After presenting my initial viz to Andy and the rest of the class, I realized that I had a lot of work to get done if I wanted my original idea to truly take form: I had to simplify my color scheme, take advantage of Tableau’s functionalities, and remove the clutter from the viz. After one day’s work, here’s what I came up with.

What works?

  • The color scheme has been changed from orange vs. blue to orange vs. gray. The simple explanation for this is that my story is about Africa, and therefore that group of countries should be the only one that stands out. I also chose to add text labels to my scatterplot to give the viewer more information straight away.
  • Removing the three scatterplots and replacing them by one with a parameter control allows the viewer to dynamically change between each key development indicator. This frees up the dashboard, making it both more clear and aesthetically pleasing, and also makes the entire experience more fun.

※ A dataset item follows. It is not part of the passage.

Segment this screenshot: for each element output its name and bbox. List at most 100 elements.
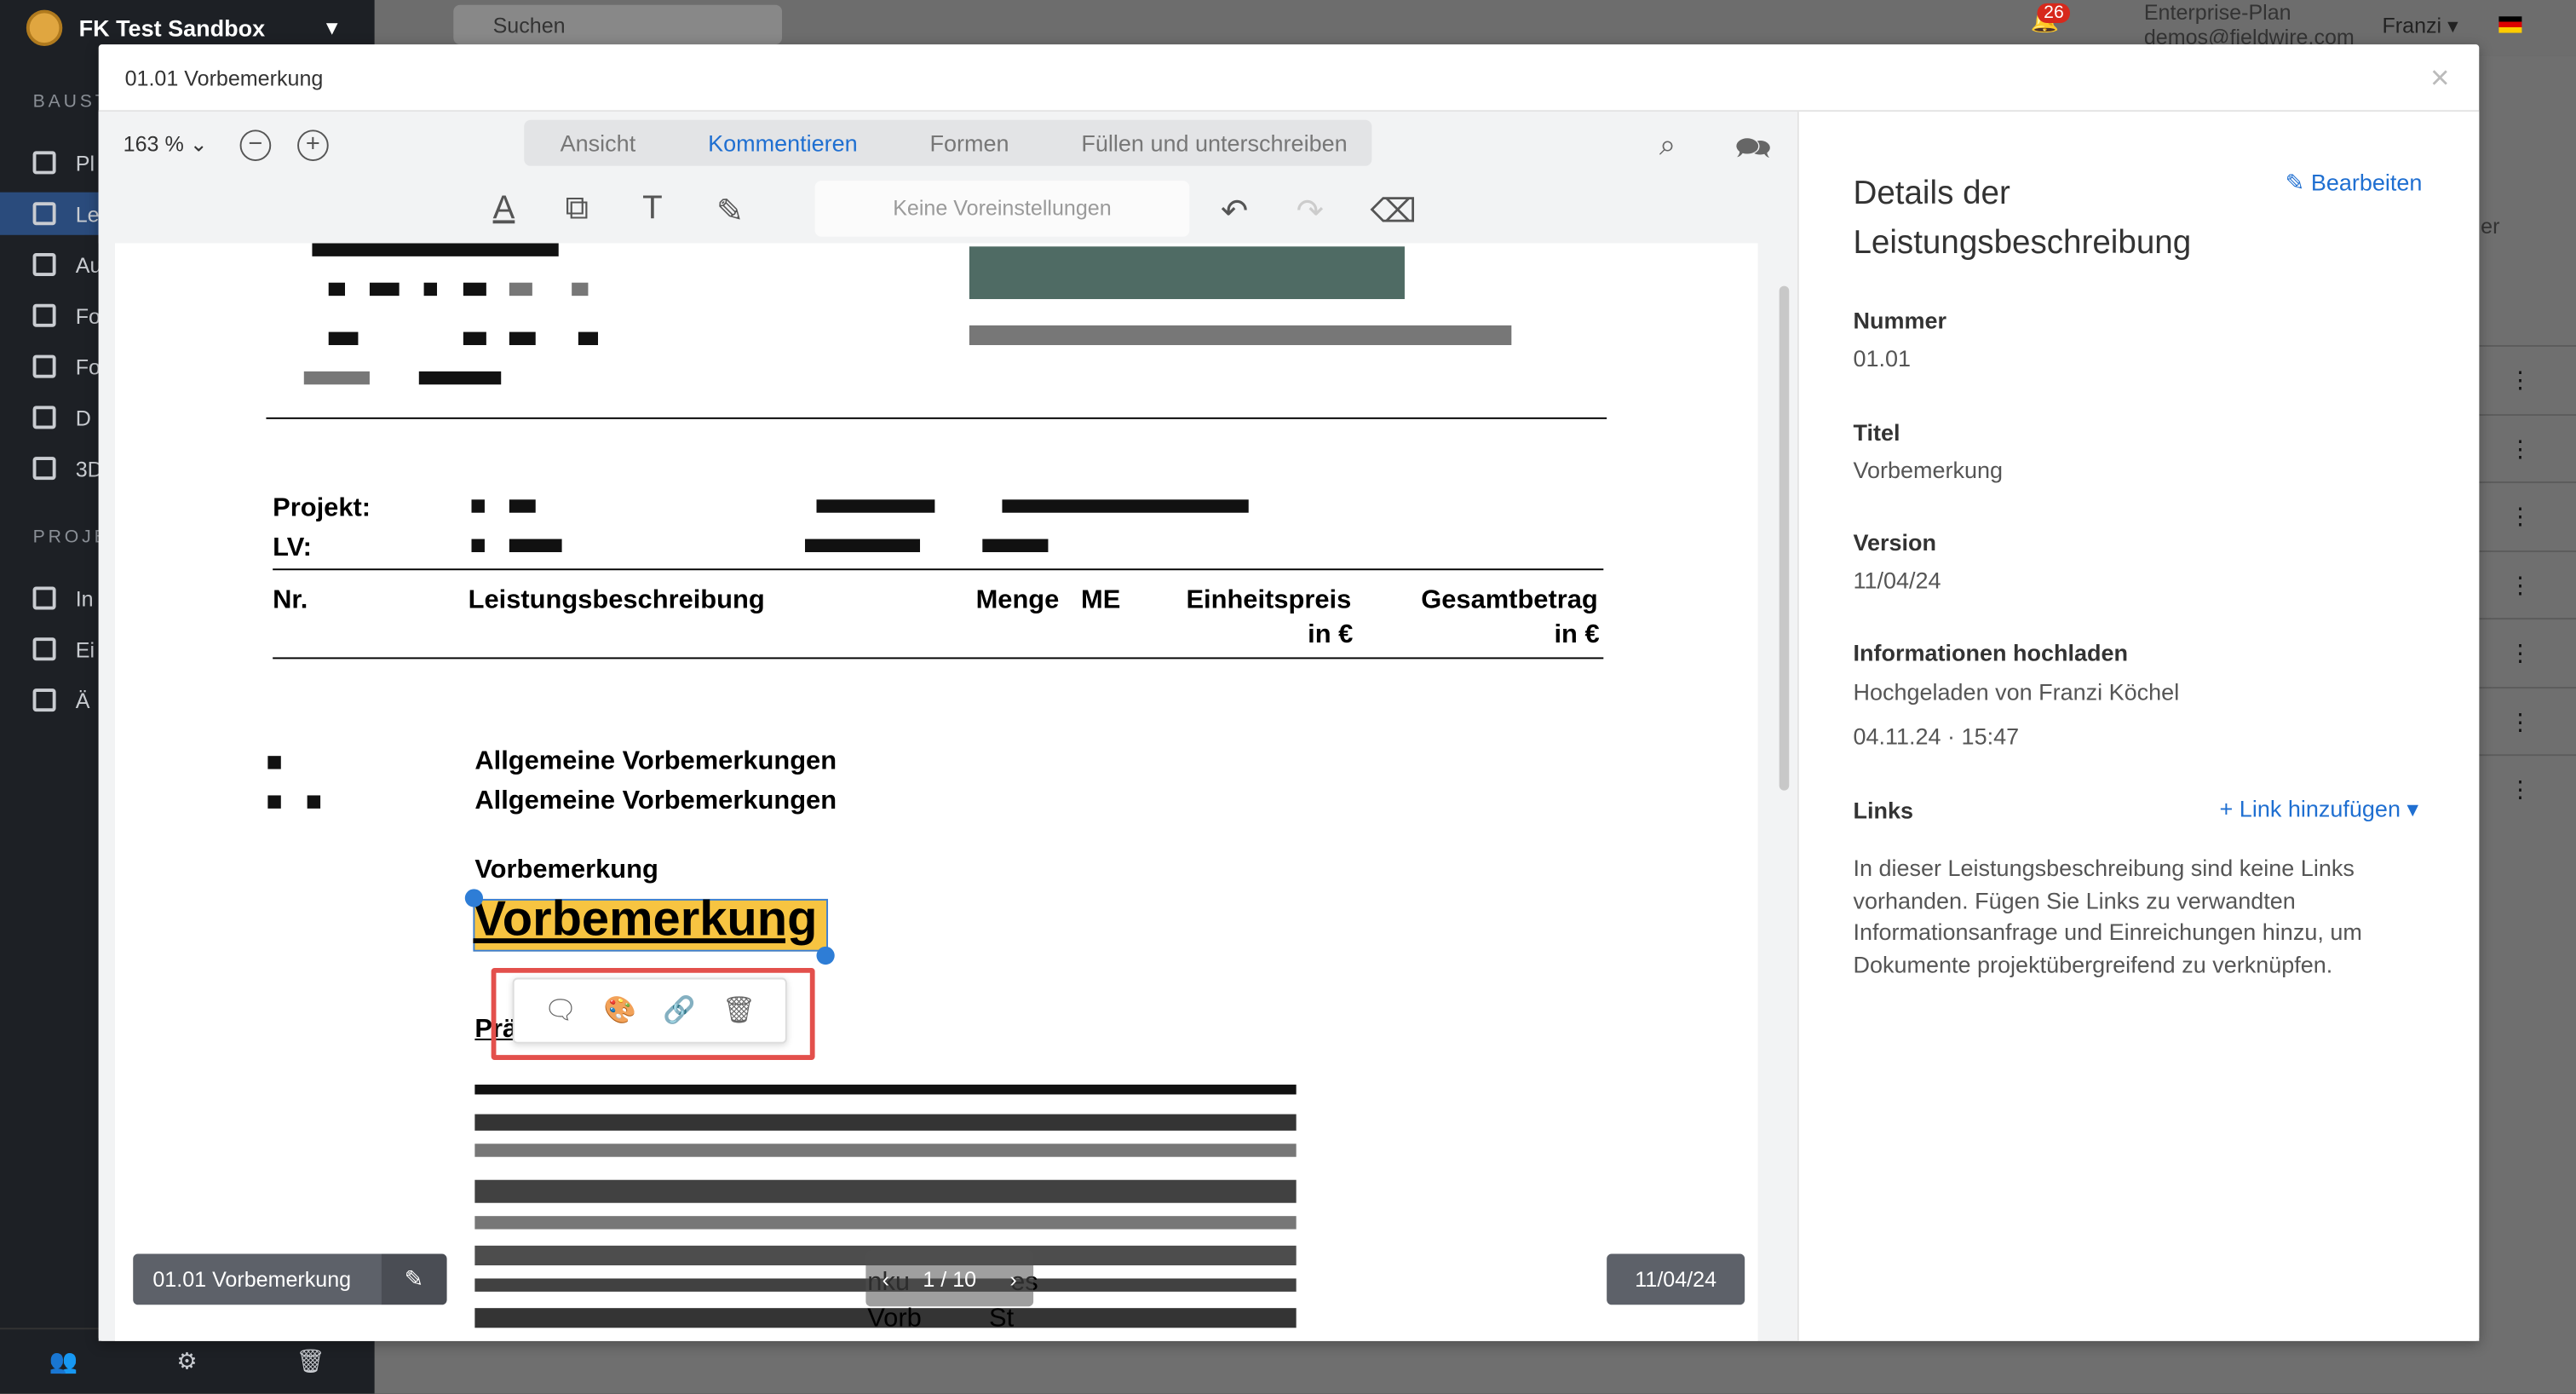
close-icon[interactable]: × bbox=[2430, 60, 2450, 98]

Furthermore, the extra space gives more depth to the data, allowing the viewer to clearly see that African nations are underperforming relative to the rest of the world.
  • The addition of the trend line was key in ensuring that the convergence story would stand out clearly. It is a mental guide for the viewer who can now clearly understand that the top right quadrant of the scatterplot is showing high-performance nations and that all nations seem to be slowly progressing towards that quadrant.
  • The title, legends, axes, source, and author name have all been fixed and formatted correctly. They are simple elements that are easy to overlook, but they make sure your dashboard looks professional!

What doesn’t? 

  • The child mortality axis was inverted in order to make the top-right quadrant the higher performance one, but some of my peers indicated that this made the overall scatterplot more confusing.

 

The process of going from a dataset to an idea, to a visualization, is incredibly challenging but rewarding. Being able to take a step back, accept criticism, and put in the extra hours to get every little element to fit just right is the central formula towards ensuring you will build dashboards that get your story across!